What You Need to Know
- Retirement expert Martha Shedden highlights provisions in the Social Security 2100 bill that will help Social Security overall.
- As with the Medicare tax, the Social Security tax should apply to all wages, she said.
- Young adults should become advocates for Social Security to get these changes made, she said.
Retirement expert Martha Shedden thinks Rep. John Larson, D-Conn., who introduced the Social Security 2100: A Sacred Trust bill Tuesday, has “done a great job overall.” But after going through the various sections, she called Larson’s office to ask why many provisions in the bill only last from early 2022 to year-end 2026.
The office explained to her that the five-year limit “is because they can’t submit a bill that isn’t funded,” said Shedden, the president of the National Association of Registered Social Security Analysts. “And since there is only one ‘strengthening item,’ which includes earnings over $400,000 [being subject to payroll taxes], they only could fund the bill for the additional five years.”
Currently, only earnings up to the tax cap ($142,800 in 2021 but increased each year) are taxed for Social Security.

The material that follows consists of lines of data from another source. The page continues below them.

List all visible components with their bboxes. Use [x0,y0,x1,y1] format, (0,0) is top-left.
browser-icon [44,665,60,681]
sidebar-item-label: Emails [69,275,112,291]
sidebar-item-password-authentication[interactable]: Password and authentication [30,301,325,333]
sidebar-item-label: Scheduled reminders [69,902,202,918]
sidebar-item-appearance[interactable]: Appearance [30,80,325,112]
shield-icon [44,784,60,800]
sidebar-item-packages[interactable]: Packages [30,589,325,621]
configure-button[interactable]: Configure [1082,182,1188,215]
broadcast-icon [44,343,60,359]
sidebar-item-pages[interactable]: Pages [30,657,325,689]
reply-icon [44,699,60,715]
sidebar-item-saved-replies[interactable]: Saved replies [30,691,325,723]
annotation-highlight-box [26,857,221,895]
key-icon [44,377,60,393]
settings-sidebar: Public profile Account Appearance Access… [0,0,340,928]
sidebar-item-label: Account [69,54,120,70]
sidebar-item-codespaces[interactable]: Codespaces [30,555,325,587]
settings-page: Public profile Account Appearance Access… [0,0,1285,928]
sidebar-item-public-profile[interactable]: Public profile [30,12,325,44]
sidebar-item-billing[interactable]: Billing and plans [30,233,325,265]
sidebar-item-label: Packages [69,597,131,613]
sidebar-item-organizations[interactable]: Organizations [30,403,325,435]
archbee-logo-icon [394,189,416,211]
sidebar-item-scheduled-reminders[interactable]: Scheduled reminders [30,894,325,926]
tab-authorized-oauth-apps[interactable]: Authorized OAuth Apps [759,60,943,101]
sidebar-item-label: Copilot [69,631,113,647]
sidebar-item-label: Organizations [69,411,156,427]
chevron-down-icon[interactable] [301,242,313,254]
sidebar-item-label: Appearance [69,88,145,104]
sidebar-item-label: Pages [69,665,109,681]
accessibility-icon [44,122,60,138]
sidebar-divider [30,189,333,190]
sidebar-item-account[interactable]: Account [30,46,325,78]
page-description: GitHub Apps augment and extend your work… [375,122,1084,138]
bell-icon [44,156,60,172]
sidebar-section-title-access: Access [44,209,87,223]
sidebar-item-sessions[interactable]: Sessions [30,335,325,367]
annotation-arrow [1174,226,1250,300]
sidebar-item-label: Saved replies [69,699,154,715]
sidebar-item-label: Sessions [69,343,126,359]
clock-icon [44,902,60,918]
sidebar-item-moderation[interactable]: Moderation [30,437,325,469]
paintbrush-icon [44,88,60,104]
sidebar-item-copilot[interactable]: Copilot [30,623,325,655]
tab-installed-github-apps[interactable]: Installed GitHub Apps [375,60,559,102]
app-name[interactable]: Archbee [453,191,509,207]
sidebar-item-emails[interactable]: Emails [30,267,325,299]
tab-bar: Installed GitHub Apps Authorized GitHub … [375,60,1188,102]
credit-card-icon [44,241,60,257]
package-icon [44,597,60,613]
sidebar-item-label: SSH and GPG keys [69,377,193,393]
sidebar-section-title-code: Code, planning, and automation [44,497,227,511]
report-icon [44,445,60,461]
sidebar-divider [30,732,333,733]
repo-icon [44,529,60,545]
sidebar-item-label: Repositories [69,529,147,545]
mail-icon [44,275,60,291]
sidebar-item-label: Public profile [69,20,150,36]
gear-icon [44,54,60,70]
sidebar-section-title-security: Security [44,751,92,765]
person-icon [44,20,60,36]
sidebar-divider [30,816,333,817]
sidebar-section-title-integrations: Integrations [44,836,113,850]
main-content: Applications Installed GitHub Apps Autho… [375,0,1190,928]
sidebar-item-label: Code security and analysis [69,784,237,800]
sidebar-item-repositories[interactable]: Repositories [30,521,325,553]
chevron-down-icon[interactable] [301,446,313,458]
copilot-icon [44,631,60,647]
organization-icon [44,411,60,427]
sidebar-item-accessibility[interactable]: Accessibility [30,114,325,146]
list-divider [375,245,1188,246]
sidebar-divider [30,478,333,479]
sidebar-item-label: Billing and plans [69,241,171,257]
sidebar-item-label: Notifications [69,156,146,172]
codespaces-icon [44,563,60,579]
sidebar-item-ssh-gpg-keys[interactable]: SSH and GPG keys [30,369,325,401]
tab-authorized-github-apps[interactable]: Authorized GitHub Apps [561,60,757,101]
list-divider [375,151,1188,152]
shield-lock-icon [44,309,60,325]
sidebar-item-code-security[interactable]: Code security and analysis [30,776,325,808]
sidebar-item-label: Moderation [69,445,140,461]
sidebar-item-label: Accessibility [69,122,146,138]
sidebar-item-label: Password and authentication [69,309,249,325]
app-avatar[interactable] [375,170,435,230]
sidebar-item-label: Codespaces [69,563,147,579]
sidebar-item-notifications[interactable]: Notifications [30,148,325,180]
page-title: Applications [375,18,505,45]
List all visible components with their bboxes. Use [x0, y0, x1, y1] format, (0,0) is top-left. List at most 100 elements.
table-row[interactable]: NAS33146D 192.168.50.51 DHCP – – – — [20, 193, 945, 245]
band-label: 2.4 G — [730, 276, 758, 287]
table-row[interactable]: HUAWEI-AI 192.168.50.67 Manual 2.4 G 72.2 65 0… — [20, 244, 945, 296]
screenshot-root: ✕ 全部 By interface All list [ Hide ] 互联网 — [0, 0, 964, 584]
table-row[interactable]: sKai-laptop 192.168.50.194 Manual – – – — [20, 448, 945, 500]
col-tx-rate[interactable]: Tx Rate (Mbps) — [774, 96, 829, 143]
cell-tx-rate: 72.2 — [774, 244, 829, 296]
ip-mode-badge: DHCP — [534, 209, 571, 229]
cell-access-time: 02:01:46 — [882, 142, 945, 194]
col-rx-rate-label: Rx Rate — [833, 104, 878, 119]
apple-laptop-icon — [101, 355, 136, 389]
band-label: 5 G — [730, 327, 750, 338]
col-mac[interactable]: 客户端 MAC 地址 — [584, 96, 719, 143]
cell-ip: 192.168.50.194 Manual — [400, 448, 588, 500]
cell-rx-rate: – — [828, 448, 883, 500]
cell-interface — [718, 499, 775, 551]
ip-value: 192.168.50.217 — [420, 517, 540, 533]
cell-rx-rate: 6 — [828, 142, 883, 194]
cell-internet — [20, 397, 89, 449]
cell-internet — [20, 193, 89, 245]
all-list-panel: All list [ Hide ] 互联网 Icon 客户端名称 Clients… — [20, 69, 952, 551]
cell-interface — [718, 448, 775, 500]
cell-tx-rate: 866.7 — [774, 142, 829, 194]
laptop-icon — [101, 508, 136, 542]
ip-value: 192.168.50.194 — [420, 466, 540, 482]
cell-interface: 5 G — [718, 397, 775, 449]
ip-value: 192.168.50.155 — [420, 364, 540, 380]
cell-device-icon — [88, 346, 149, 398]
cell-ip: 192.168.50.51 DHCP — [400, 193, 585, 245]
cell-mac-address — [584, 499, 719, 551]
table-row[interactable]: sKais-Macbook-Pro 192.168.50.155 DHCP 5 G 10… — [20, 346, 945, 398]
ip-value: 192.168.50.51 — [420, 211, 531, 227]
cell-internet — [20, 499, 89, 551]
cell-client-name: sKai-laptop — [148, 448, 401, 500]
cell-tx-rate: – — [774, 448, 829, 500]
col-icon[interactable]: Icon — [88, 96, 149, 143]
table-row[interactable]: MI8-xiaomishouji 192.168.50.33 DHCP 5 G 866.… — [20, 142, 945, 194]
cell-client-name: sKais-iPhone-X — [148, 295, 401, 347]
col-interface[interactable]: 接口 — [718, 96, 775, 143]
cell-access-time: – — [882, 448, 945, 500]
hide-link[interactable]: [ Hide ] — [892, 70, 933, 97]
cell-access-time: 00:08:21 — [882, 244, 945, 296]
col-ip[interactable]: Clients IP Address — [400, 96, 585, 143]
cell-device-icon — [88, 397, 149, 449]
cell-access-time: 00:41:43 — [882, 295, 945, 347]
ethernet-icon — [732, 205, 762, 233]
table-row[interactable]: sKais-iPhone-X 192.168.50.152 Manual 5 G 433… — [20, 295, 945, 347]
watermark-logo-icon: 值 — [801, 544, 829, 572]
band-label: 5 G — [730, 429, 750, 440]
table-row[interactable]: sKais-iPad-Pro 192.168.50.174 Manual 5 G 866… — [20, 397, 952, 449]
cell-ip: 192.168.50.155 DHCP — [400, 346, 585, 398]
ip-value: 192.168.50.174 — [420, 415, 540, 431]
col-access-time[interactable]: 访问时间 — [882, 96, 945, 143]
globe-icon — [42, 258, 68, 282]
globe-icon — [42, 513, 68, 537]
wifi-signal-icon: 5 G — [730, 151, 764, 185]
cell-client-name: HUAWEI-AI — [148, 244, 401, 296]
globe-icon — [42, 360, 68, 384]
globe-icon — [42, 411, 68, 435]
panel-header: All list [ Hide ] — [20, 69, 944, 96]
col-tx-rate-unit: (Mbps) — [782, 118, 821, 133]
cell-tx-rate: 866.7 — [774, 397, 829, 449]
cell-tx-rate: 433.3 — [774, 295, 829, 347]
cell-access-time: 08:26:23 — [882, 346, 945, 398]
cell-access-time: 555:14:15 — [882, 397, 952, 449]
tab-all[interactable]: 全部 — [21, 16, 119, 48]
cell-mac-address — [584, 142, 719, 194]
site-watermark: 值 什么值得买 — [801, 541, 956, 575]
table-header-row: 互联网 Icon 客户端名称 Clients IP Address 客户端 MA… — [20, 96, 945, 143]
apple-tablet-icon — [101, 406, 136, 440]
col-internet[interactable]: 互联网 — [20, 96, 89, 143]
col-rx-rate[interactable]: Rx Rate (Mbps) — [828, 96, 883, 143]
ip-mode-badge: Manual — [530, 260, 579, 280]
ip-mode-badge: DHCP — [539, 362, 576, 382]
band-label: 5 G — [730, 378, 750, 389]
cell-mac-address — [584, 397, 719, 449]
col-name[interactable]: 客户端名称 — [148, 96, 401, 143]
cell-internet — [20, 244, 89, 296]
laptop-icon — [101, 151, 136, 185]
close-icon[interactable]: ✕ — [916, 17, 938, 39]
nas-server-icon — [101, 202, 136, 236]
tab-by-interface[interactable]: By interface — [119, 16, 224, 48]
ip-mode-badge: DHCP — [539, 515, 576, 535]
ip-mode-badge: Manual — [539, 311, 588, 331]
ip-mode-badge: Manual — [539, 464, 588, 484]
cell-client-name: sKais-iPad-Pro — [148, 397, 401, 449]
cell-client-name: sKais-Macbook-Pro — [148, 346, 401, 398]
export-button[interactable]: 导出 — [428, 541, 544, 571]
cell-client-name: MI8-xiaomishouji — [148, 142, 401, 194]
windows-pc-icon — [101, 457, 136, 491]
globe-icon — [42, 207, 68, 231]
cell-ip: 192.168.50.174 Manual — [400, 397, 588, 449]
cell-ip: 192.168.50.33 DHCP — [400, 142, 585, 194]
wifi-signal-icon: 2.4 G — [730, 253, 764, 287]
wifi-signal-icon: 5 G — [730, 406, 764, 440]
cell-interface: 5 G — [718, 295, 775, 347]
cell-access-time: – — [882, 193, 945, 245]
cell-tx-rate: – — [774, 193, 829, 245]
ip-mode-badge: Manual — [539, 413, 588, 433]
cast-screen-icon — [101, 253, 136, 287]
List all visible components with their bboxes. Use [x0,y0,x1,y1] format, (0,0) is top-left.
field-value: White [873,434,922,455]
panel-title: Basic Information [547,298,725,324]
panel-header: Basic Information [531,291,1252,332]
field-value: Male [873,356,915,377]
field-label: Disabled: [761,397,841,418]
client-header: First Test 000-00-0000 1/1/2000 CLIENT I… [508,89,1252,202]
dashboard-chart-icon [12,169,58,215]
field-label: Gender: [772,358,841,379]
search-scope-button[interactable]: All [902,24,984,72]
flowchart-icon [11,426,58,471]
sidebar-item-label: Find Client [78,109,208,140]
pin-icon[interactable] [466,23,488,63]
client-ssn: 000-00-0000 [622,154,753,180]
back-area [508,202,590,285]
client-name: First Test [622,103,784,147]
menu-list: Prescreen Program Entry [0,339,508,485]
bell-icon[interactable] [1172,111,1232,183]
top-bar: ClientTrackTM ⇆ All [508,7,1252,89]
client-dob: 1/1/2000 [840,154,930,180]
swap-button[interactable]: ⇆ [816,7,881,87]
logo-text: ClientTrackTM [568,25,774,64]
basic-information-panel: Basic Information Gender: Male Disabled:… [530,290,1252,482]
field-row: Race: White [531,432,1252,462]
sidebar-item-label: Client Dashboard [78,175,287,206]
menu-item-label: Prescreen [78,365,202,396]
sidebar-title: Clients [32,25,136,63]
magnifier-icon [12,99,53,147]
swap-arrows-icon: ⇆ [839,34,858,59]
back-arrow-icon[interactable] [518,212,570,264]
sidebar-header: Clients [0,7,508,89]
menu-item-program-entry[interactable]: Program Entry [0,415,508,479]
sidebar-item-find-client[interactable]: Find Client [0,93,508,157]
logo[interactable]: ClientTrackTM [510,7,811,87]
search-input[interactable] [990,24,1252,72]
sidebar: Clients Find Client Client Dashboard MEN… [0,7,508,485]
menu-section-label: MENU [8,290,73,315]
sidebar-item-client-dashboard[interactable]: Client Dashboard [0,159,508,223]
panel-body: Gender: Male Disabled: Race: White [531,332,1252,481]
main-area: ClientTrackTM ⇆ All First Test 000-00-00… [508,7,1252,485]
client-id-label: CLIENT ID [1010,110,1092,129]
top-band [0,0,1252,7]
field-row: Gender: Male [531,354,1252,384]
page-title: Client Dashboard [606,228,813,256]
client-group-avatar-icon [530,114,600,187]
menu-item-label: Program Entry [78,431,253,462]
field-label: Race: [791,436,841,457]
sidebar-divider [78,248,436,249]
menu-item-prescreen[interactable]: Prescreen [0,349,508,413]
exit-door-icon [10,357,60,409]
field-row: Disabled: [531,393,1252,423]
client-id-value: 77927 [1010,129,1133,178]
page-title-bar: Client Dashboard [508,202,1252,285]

The $400,000 threshold is fixed, so over time the tax cap will rise to meet it and all earnings will be subject to the tax.
She says applying the payroll tax to earnings above $400,000 is the right thing to do, “but it should be like Medicare; all earnings should be taxed for Social Security.”
Although she’s disappointed that step wasn’t taken, “it’s better than nothing,” she says.
While the bill would extend the depletion date of the trust funds only to 2038 from 2034, Shedden was told that the bill would actually cut the funds’ actuarial shortfall in half.